I certainly agree that getting contractual assurances about security and privacy measures is the best way to go. And you may not have a private right to litigate for anything not contained therein. But with that said, companies definitely do not get a free pass on content outside of their privacy policy and terms and conditions.
I am not an attorney and this is not legal advice.
Slack’s PR disaster was mainly that: a communications fumble
Even before their clarification, Slack’s “Privacy Principles” would pass muster if I were evaluating them for a StackAware client. I think they still need some additional wordsmithing, but I don’t have major concerns with their current state either.
In terms of magnitude, this issue is much closer to Zoom’s stumble last summer. While what the company ended up actually doing using AI wasn’t that concerning to me, their communication was ham-handed.
This contrasts starkly from DocuSign’s generative AI rollout earlier this year.
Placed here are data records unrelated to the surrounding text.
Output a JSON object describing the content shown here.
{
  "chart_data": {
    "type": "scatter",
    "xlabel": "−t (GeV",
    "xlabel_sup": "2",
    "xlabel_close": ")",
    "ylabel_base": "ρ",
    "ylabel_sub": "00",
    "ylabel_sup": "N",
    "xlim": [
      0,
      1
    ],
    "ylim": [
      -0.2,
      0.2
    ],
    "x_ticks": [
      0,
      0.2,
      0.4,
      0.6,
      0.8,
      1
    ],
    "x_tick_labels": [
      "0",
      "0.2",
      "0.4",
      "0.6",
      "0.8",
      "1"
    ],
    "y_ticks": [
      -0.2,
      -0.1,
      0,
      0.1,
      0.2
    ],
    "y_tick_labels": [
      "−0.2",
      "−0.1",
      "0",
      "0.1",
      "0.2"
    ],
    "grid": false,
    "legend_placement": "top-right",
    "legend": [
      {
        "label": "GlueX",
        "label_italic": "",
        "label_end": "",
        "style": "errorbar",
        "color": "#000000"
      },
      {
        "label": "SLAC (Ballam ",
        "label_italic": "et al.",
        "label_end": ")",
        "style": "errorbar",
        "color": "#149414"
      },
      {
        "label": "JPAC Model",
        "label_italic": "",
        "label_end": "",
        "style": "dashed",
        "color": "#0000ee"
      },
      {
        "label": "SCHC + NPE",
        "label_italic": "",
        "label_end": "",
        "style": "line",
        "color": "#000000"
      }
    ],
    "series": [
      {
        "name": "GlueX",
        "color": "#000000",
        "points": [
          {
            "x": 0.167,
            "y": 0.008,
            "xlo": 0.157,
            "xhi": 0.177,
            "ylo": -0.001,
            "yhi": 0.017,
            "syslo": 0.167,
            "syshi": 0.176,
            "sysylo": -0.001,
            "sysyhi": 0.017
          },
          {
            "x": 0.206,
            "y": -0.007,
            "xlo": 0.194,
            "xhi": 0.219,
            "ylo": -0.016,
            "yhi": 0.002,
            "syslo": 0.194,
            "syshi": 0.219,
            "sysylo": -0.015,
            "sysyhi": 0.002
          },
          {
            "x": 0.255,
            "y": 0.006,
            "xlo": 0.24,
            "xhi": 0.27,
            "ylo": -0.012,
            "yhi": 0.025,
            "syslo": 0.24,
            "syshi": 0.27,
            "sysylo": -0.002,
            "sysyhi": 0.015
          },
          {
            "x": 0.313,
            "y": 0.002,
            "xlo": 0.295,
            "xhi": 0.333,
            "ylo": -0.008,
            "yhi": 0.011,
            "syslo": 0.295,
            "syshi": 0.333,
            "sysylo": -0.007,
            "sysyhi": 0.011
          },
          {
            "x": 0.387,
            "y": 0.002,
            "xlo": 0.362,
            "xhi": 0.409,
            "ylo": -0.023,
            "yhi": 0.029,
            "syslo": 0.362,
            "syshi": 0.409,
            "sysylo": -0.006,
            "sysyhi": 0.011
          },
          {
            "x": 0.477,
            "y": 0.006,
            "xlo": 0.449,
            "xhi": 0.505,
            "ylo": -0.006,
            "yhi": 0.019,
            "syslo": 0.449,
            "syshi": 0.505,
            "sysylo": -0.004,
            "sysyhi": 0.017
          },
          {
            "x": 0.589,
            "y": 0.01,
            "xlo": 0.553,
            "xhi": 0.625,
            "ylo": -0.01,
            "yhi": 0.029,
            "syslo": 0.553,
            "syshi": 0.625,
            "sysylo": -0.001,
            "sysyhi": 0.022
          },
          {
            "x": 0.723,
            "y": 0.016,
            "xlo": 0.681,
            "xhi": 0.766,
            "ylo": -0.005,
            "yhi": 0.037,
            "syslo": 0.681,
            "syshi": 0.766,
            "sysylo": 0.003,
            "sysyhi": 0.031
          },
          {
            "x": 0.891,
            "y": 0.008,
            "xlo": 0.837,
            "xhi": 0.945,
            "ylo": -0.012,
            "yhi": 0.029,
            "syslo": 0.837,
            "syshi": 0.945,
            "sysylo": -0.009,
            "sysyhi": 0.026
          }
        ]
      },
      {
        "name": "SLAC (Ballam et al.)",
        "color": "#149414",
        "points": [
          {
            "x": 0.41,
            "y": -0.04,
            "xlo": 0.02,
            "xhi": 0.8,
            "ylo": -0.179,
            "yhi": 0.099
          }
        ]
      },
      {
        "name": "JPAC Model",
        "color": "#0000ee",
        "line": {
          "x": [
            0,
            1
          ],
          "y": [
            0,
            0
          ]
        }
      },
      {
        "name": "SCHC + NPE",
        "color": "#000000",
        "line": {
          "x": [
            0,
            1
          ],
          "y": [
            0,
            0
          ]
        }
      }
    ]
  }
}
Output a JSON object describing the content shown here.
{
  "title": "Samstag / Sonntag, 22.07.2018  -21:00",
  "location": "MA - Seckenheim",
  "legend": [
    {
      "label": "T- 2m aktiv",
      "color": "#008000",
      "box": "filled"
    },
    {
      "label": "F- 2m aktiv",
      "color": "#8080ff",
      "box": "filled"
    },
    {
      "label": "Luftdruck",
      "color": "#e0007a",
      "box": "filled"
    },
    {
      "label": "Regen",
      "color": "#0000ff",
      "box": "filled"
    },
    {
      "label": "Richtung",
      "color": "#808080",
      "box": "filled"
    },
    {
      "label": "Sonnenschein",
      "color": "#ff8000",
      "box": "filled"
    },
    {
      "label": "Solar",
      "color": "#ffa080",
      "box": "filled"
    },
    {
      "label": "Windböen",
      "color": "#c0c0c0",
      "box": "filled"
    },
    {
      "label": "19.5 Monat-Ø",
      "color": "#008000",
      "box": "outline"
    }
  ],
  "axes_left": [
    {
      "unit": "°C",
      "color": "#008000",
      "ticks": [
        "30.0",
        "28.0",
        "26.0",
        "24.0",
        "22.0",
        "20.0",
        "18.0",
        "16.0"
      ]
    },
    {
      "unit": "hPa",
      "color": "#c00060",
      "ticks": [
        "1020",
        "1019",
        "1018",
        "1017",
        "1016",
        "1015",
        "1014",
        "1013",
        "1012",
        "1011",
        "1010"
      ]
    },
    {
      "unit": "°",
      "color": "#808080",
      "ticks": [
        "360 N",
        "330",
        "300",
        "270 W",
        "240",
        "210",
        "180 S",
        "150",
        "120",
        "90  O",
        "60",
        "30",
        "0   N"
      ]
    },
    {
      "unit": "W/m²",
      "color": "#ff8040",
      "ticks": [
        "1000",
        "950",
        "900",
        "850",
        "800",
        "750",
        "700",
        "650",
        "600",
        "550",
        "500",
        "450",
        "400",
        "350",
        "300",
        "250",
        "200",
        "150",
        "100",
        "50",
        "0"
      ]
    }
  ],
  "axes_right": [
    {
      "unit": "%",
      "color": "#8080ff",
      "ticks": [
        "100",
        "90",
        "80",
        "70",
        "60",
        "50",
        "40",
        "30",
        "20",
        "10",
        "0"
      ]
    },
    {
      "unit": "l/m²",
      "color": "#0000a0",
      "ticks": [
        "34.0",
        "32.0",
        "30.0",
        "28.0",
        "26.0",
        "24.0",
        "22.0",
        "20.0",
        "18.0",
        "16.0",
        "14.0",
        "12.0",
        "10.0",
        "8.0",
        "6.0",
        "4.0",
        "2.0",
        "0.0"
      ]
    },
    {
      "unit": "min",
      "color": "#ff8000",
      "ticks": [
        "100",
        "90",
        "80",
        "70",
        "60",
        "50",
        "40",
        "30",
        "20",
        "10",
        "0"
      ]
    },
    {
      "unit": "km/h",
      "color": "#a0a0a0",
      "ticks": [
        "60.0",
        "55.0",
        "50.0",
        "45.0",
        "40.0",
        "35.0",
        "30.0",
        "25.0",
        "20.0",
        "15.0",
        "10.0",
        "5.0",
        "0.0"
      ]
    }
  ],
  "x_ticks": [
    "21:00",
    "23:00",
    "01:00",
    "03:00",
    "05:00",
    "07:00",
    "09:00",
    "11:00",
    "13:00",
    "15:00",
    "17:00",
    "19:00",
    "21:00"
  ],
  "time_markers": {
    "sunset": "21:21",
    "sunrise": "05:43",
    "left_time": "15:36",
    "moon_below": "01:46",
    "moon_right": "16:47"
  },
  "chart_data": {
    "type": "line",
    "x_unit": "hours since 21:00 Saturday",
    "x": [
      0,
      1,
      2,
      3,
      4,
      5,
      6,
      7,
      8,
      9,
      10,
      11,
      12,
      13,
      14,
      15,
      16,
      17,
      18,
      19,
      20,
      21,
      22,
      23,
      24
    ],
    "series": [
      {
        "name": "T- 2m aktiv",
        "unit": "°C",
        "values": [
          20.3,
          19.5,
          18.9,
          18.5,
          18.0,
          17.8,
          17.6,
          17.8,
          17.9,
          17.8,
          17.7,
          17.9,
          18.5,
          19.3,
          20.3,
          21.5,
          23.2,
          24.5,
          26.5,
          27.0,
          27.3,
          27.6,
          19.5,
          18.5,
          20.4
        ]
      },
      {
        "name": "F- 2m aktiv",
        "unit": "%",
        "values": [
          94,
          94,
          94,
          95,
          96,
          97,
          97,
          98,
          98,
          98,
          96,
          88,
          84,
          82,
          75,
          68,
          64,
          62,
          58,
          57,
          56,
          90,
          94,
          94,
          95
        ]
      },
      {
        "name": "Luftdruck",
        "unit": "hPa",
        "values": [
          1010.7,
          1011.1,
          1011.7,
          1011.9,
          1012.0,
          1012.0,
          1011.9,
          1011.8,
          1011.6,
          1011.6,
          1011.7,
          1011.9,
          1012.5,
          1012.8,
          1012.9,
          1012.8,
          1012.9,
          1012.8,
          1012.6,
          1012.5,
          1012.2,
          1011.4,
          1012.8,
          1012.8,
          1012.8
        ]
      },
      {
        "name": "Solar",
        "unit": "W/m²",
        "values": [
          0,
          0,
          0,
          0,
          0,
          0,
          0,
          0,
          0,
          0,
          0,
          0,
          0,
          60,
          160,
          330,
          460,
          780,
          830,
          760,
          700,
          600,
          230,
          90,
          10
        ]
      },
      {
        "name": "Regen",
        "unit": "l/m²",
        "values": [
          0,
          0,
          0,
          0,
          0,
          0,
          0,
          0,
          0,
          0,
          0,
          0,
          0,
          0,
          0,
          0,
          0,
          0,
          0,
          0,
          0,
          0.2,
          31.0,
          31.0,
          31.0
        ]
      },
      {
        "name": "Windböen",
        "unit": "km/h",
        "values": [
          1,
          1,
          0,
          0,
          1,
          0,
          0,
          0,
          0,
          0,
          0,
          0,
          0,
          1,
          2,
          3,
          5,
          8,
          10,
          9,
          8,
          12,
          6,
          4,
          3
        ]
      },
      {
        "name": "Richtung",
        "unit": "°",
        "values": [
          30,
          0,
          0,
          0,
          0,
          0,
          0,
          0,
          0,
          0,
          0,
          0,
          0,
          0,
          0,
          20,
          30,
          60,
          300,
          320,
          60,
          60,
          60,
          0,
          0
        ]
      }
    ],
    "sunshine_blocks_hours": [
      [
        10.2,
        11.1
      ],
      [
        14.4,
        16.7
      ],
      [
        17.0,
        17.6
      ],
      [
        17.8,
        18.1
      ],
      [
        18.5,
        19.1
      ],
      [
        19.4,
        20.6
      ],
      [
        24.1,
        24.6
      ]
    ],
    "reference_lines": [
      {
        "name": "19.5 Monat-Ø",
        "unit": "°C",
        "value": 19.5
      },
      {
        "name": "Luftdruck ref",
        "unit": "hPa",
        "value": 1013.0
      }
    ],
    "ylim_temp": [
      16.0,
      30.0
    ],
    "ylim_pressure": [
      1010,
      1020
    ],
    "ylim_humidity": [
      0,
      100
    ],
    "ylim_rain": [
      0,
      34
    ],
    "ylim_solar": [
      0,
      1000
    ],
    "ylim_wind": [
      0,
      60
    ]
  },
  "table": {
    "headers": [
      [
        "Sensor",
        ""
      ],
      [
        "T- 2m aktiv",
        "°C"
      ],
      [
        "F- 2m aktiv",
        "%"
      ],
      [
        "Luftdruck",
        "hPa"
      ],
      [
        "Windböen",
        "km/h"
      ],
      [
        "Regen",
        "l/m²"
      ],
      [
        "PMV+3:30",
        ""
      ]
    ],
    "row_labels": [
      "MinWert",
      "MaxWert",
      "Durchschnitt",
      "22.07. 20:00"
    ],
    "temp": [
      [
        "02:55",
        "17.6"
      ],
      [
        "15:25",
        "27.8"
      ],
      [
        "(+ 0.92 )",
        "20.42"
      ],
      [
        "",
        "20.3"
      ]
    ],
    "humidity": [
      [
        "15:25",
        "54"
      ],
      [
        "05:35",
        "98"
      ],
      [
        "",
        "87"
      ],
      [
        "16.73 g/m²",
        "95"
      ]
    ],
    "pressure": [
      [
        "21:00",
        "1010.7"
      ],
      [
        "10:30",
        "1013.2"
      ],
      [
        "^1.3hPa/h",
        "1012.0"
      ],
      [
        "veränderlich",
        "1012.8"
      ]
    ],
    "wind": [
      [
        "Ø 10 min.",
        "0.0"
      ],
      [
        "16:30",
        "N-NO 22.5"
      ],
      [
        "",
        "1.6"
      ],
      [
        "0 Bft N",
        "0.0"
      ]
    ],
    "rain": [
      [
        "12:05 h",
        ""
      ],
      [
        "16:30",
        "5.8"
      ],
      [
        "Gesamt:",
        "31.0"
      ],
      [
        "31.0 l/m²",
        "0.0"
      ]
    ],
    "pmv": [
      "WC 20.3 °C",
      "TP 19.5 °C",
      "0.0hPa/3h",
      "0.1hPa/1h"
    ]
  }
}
As I documented in a series of LinkedIn posts, what they said they were doing either didn’t make sense or was very concerning from a security perspective.
So, what should you do if you are a company rolling out AI features and don’t want to make the same mistakes?
I put together a set of transparency principles in this blog post.
And if you need help planning a secure and compliant AI product launch, let us help.
The issue seems to have surfaced in Hacker News at roughly the same time. I’m not sure who actually kicked off the firestorm.
The FTC separately has said that silently changing your terms and conditions to allow for AI training on customer data could be a deceptive practice, but this is a different issue and doesn’t contradict my point here.